The Trenchtown home of the world’s most famous cannabis ambassador is now the Bob Marley Museum, Jamaica’s biggest tourist attraction with over 60,000 visitors a year.

Bob Marley’s birthday took place under the theme Roots 77inspired by his song Roots, and was commemorated with a live reggae concert broadcast by radio Tuff Gong. The event was hosted by some of Bob Marley’s descendants, including his sons Ziggy, Stephen, Ky-Mani, Julian and Damian.

Bob Marley’s estate is now worth over $100 million

Marley’s estate is now worth more than $100 million and is largely in the control of his disabled widow Rita and second-born daughter Cedella. It includes the Bob Marley Museum and a recording studio in Kingston (both), a vinyl and CD press factory, record stores and a bookstore, and an avalanche of family-approved merchandise: cannabis and body care products, headphones and other audio devices, coffee, and even a line of “functional mushrooms” that has just been launched. But not his musical catalog.
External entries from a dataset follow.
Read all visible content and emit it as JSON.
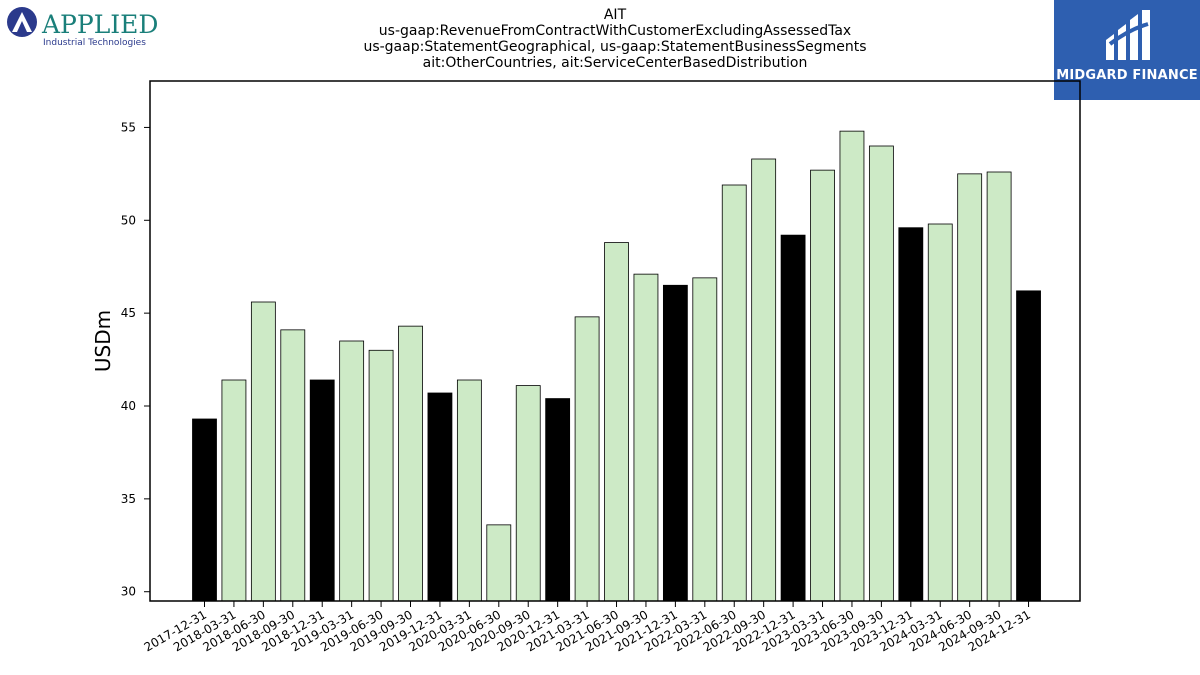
{
  "logos": {
    "left": {
      "name": "APPLIED",
      "tagline": "Industrial Technologies",
      "color": "#1a7f7a",
      "accent": "#2b3a8c"
    },
    "right": {
      "name": "MIDGARD FINANCE",
      "background": "#2e5fb0"
    }
  },
  "chart_data": {
    "type": "bar",
    "title": "AIT",
    "subtitle_lines": [
      "us-gaap:RevenueFromContractWithCustomerExcludingAssessedTax",
      "us-gaap:StatementGeographical, us-gaap:StatementBusinessSegments",
      "ait:OtherCountries, ait:ServiceCenterBasedDistribution"
    ],
    "ylabel": "USDm",
    "xlabel": "",
    "ylim": [
      29.5,
      57.5
    ],
    "yticks": [
      30,
      35,
      40,
      45,
      50,
      55
    ],
    "grid": false,
    "colors": {
      "annual": "#000000",
      "quarterly": "#cdeac6",
      "edge": "#000000"
    },
    "categories": [
      "2017-12-31",
      "2018-03-31",
      "2018-06-30",
      "2018-09-30",
      "2018-12-31",
      "2019-03-31",
      "2019-06-30",
      "2019-09-30",
      "2019-12-31",
      "2020-03-31",
      "2020-06-30",
      "2020-09-30",
      "2020-12-31",
      "2021-03-31",
      "2021-06-30",
      "2021-09-30",
      "2021-12-31",
      "2022-03-31",
      "2022-06-30",
      "2022-09-30",
      "2022-12-31",
      "2023-03-31",
      "2023-06-30",
      "2023-09-30",
      "2023-12-31",
      "2024-03-31",
      "2024-06-30",
      "2024-09-30",
      "2024-12-31"
    ],
    "values": [
      39.3,
      41.4,
      45.6,
      44.1,
      41.4,
      43.5,
      43.0,
      44.3,
      40.7,
      41.4,
      33.6,
      41.1,
      40.4,
      44.8,
      48.8,
      47.1,
      46.5,
      46.9,
      51.9,
      53.3,
      49.2,
      52.7,
      54.8,
      54.0,
      49.6,
      49.8,
      52.5,
      52.6,
      46.2
    ],
    "highlight": [
      true,
      false,
      false,
      false,
      true,
      false,
      false,
      false,
      true,
      false,
      false,
      false,
      true,
      false,
      false,
      false,
      true,
      false,
      false,
      false,
      true,
      false,
      false,
      false,
      true,
      false,
      false,
      false,
      true
    ]
  }
}
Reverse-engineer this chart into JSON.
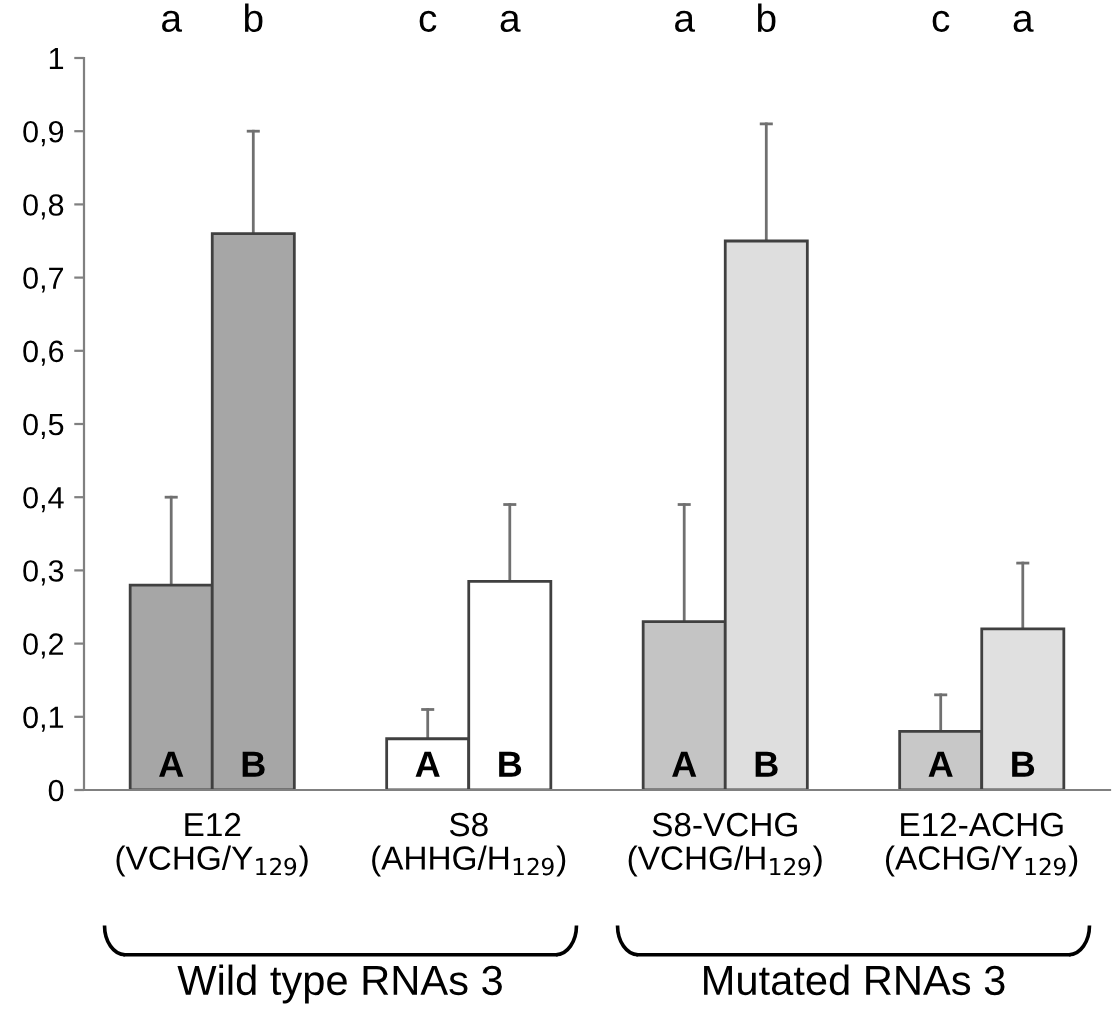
{
  "chart_data": {
    "type": "bar",
    "categories": [
      "E12\n(VCHG/Y$_{129}$)",
      "S8\n(AHHG/H$_{129}$)",
      "S8-VCHG\n(VCHG/H$_{129}$)",
      "E12-ACHG\n(ACHG/Y$_{129}$)"
    ],
    "series": [
      {
        "name": "A",
        "colors": [
          "#a6a6a6",
          "#ffffff",
          "#c4c4c4",
          "#c8c8c8"
        ],
        "values": [
          0.28,
          0.07,
          0.23,
          0.08
        ],
        "errors": [
          [
            0.28,
            0.4
          ],
          [
            0.07,
            0.11
          ],
          [
            0.23,
            0.39
          ],
          [
            0.08,
            0.13
          ]
        ]
      },
      {
        "name": "B",
        "colors": [
          "#a6a6a6",
          "#ffffff",
          "#dedede",
          "#e0e0e0"
        ],
        "values": [
          0.76,
          0.285,
          0.75,
          0.22
        ],
        "errors": [
          [
            0.76,
            0.9
          ],
          [
            0.285,
            0.39
          ],
          [
            0.75,
            0.91
          ],
          [
            0.22,
            0.31
          ]
        ]
      }
    ],
    "ylim": [
      0,
      1
    ],
    "yticks": [
      0,
      {
        "value": 0.1,
        "label": "0,1"
      },
      {
        "value": 0.2,
        "label": "0,2"
      },
      {
        "value": 0.3,
        "label": "0,3"
      },
      {
        "value": 0.4,
        "label": "0,4"
      },
      {
        "value": 0.5,
        "label": "0,5"
      },
      {
        "value": 0.6,
        "label": "0,6"
      },
      {
        "value": 0.7,
        "label": "0,7"
      },
      {
        "value": 0.8,
        "label": "0,8"
      },
      {
        "value": 0.9,
        "label": "0,9"
      },
      1
    ],
    "annotations": [
      "a",
      "b",
      "c",
      "a",
      "a",
      "b",
      "c",
      "a",
      "Wild type RNAs 3",
      "Mutated RNAs 3"
    ],
    "grid": false,
    "legend": false
  }
}
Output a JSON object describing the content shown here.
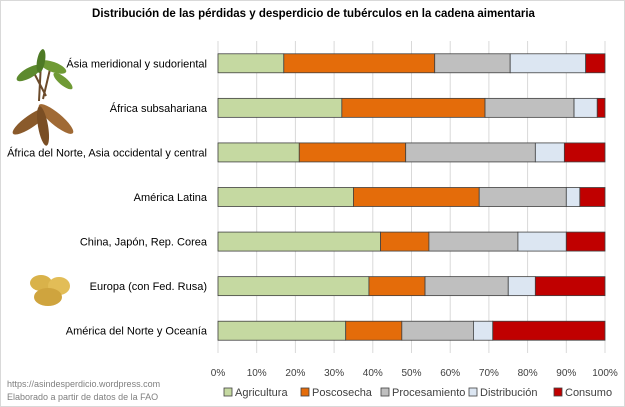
{
  "chart_data": {
    "type": "bar",
    "orientation": "horizontal",
    "stacked": "100%",
    "title": "Distribución de las pérdidas y desperdicio de tubérculos en la cadena aimentaria",
    "categories": [
      "Ásia meridional y sudoriental",
      "África subsahariana",
      "África del Norte, Asia occidental y central",
      "América Latina",
      "China, Japón, Rep. Corea",
      "Europa (con Fed. Rusa)",
      "América del Norte y Oceanía"
    ],
    "series": [
      {
        "name": "Agricultura",
        "color": "#c5d9a1",
        "values": [
          17,
          32,
          21,
          35,
          42,
          39,
          33
        ]
      },
      {
        "name": "Poscosecha",
        "color": "#e46c0a",
        "values": [
          39,
          37,
          27.5,
          32.5,
          12.5,
          14.5,
          14.5
        ]
      },
      {
        "name": "Procesamiento",
        "color": "#bfbfbf",
        "values": [
          19.5,
          23,
          33.5,
          22.5,
          23,
          21.5,
          18.5
        ]
      },
      {
        "name": "Distribución",
        "color": "#dce6f2",
        "values": [
          19.5,
          6,
          7.5,
          3.5,
          12.5,
          7,
          5
        ]
      },
      {
        "name": "Consumo",
        "color": "#c00000",
        "values": [
          5,
          2,
          10.5,
          6.5,
          10,
          18,
          29
        ]
      }
    ],
    "xlim": [
      0,
      100
    ],
    "xticks": [
      "0%",
      "10%",
      "20%",
      "30%",
      "40%",
      "50%",
      "60%",
      "70%",
      "80%",
      "90%",
      "100%"
    ],
    "grid": true,
    "legend": "bottom"
  },
  "footer": {
    "line1": "https://asindesperdicio.wordpress.com",
    "line2": "Elaborado a partir de datos de la FAO"
  }
}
A few years after Marley died, aged 36, in May 1981, an audit of his assets revealed only $250,000. Today, the family business earns at least $20 million a year, according to figures from Cannabiz Africa.

Cedella Marley said if her father was still alive he would probably be growing cannabis and joked that he would “be in trouble” over compliance issues.

A new live album titled “Easy Skanking in Boston ’78” will also be released this month, according to the Bob Marley Group of Companies. It will include two concerts given at Boston’s Music Hall in June 1978.

Will Bob Marley be declared a national hero of Jamaica?

In Jamaica, where Reggae Month is hailed, calls are mounting for Marley to be named a national hero. Perhaps when the island’s 60th anniversary of independence is celebrated next August, another milestone for Marley will be reached.

No new heroes have been added since the 1980s and a committee has been reviewing nominations for three years, with Bob Marley and former Prime Minister Michael Manley on a list of 10 names mentioned.

“It is high time the government made him our eighth national hero,” said Errol Campbell, 57, a mechanic, also from Kingston. “Bob was a reggae genius who did more for Jamaica than most by popularizing our music,” he added.

Some committee members reportedly opposed Marley because he smoked cannabis and practiced civil disobedience.

An annual “One Love” charity football match was played in honor of Bob Marley on February 18, 2022, with the participation of celebrities such as Olympic sprinters Usain Bolt and Asafa Powell.